Washington: Three US Army special operations commandos were killed and two others injured in an ambush in the West African country of Niger, according to a media report.
The attack took place 120 miles north of Niamey, the capital of Niger, near the border with Mali, where militants with Al Qaeda in the Islamic Maghreb, an affiliate of Al Qaeda, have conducted cross-border raids, The New York Times reported.
The deaths represent the first American casualties under hostile fire in a mission in which United States Special Forces have provided training and security assistance to the Nigerien armed forces, including support for intelligence, surveillance and reconnaissance.

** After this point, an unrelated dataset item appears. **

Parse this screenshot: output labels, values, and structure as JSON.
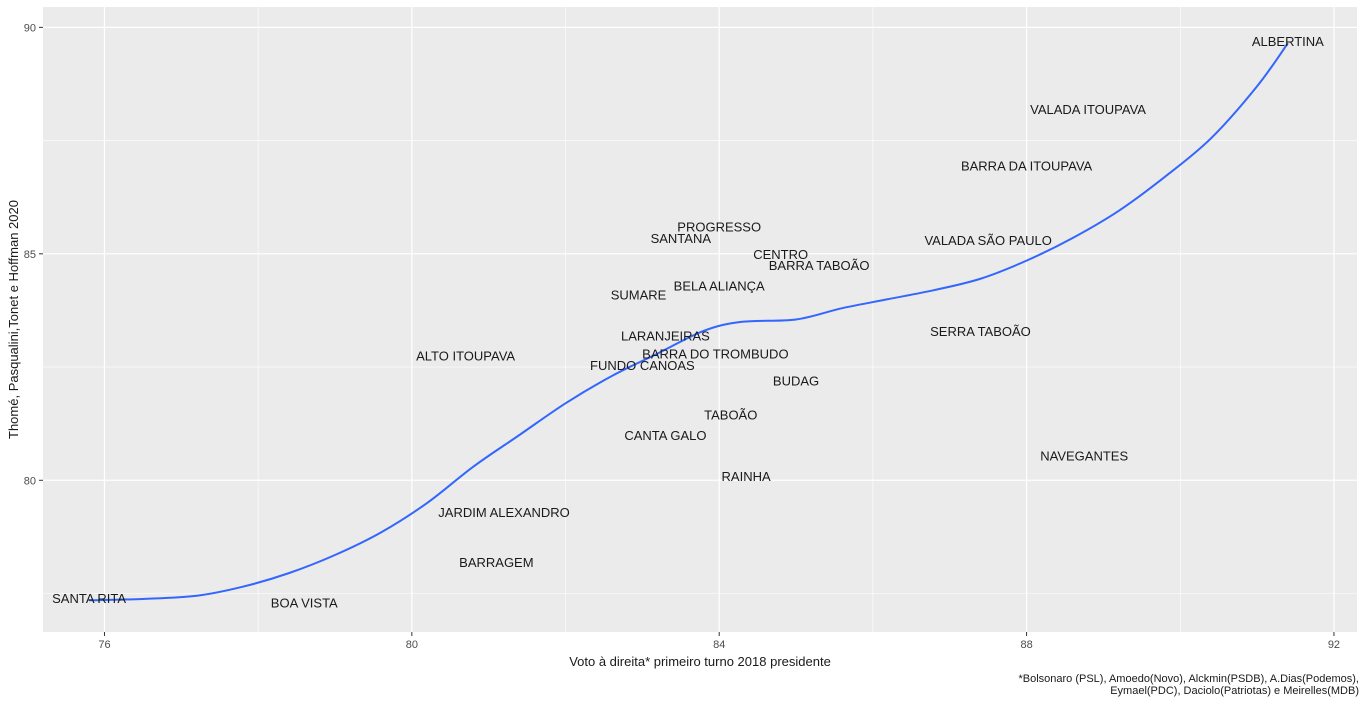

A Special Forces soldier died in a vehicle accident in Niger in February.
President Donald Trump has been briefed on it, White House Press Secretary Sarah Sanders told reporters Onboard Air Force One on their way back from Las Vegas.
US Africa Command so far has not confirmed the number of casualties except for saying that a joint US and Nigerien patrol came under hostile fire in southwest Niger. According to some news reports, the joint patrol were probably attacked by al-Qaeda in the Islamic Maghreb.
“We are working to confirm details on the incident and will have more information as soon as we can confirm facts on the ground,” the African Command said.
Africa Command said the US forces are in Niger to provide training and security assistance to the Nigerien Armed Forces in their efforts against violent extremists.
US Forces are in Niger to provide training and security assistance to the Nigerien Armed Forces, including support for intelligence, surveillance and reconnaissance (ISR) efforts, in their efforts to target violent extremist organisations in the region.
One aspect of that is training, advising and assisting the Nigeriens in order to increase their ability to bring stability and security to their people, United States Africa Command said.
The US is building a USD 50 million drone base in Agadez, Niger. When completed next year, it will allow Reaper surveillance drones to fly from hundreds of miles closer to southern Libya, to monitor Islamic State insurgents flowing south and other extremists flowing north from the Sahel region, the report said.